SOUTH ROYALTON, Vt. — The Latest on a report on five years of traffic-stop data collected by Vermont State Police (all times local):
Officials say five years of traffic-stop data show black drivers stopped by Vermont State Police were five times more likely to be searched than white drivers, even though contraband was more likely to be found when white motorists were searched.
The Institute on Race and Justice at Boston’s Northeastern University found the percentage of stops of whites resulting in searches was 1.1, while the percentage involving black drivers was 5.1.
Contraband was found 80 percent of the time in searches of whites and 68.5 percent of the time in searches of blacks.

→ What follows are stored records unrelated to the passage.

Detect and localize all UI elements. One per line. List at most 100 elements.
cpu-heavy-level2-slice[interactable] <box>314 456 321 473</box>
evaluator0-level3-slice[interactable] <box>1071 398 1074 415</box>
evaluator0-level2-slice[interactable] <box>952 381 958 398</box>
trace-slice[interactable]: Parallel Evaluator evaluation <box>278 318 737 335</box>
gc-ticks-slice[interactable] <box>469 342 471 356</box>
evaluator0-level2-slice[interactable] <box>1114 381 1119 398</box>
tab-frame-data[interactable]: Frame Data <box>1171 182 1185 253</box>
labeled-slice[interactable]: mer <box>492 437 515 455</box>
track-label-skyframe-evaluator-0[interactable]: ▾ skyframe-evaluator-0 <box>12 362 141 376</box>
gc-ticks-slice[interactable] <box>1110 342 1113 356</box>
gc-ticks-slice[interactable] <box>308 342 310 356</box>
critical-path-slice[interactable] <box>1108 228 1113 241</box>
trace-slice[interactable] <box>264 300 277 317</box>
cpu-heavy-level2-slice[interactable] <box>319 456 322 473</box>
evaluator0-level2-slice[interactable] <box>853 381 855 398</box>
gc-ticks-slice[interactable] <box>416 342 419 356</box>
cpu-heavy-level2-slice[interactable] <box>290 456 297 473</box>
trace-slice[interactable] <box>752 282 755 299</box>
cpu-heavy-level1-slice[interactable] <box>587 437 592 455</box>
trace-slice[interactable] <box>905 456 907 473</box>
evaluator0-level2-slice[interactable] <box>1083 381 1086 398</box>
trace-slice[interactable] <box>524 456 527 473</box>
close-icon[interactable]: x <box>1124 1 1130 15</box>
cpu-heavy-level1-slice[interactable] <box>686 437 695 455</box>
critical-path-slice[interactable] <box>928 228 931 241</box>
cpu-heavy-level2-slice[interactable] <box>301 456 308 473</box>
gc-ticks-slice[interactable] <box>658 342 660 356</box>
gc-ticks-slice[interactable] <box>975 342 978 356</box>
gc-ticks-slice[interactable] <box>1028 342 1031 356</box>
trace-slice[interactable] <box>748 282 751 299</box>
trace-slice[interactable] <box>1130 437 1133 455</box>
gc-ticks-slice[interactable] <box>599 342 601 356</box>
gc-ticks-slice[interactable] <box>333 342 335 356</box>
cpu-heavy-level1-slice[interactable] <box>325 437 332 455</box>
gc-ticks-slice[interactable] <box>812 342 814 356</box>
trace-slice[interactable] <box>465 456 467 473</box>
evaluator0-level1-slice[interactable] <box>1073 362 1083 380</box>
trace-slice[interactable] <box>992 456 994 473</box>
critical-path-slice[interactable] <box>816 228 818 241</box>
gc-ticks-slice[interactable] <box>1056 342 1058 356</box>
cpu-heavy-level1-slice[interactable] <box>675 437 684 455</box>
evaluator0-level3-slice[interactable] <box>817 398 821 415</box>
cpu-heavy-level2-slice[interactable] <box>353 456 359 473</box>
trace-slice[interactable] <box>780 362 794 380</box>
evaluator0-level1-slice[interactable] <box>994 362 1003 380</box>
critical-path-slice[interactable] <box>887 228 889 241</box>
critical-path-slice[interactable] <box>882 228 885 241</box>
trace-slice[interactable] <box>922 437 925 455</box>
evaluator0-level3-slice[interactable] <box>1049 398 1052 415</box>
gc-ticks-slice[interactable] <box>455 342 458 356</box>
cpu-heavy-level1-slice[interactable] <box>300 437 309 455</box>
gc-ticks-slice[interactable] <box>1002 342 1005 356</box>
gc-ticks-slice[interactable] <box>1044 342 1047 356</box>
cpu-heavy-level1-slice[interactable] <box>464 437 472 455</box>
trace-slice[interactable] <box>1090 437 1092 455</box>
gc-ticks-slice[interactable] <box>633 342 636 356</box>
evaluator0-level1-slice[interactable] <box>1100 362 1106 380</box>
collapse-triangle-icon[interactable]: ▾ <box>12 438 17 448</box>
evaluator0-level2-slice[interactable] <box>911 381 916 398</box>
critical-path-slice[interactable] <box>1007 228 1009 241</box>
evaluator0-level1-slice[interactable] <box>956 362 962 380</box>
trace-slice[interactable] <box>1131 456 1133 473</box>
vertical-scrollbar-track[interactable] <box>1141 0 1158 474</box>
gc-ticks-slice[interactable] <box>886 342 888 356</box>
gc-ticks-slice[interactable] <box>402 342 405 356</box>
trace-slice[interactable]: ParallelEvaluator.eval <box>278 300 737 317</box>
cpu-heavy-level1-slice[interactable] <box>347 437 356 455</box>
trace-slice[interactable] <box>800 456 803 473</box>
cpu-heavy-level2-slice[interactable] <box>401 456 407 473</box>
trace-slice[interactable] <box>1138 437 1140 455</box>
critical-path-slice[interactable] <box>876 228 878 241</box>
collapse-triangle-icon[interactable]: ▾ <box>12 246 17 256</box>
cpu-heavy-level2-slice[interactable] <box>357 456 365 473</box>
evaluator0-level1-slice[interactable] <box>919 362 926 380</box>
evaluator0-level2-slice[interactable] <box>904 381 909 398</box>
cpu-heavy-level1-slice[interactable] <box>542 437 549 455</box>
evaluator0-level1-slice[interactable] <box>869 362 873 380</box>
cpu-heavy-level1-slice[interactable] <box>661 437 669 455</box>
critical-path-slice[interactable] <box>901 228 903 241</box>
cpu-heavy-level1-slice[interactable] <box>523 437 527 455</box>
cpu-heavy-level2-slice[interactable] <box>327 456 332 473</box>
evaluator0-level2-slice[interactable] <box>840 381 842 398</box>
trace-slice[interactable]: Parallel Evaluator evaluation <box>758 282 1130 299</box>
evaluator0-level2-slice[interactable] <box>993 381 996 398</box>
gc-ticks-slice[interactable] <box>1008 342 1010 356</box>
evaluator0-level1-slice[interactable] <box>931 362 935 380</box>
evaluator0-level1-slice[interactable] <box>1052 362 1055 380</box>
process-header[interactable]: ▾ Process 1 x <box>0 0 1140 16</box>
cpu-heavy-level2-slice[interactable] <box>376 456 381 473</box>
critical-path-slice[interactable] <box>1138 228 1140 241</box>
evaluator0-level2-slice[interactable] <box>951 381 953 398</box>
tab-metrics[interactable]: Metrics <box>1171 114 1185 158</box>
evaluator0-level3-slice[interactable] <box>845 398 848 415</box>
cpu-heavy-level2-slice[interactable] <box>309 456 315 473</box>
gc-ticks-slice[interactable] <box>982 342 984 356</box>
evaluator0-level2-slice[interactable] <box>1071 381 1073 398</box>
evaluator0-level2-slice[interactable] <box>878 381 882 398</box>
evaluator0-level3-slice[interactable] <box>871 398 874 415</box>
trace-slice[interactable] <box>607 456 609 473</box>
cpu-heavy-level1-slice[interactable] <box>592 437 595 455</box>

State Police Col. Matthew Birmingham said the cause of the disparity appeared to be unintentional bias. He says acknowledging bias is the first step toward “moving these numbers in a positive direction.”
The head of the Vermont State Police says intentional racial and ethnic bias is not tolerated in the agency. But Col. Matthew Birmingham says implicit bias — internal and unacknowledged — is harder to recognize and root out.
Birmingham’s comments followed Tuesday evening’s release of a study of five and a half years of state police traffic stop data showing several signs of bias, especially against African-Americans.
The data show that a black motorist who is pulled over by a Vermont trooper is nearly five times as likely to be searched as a white driver. That’s despite another finding that contraband is more likely to be found in the vehicle with the white driver.
Black drivers also are more likely to be pulled over than white drivers.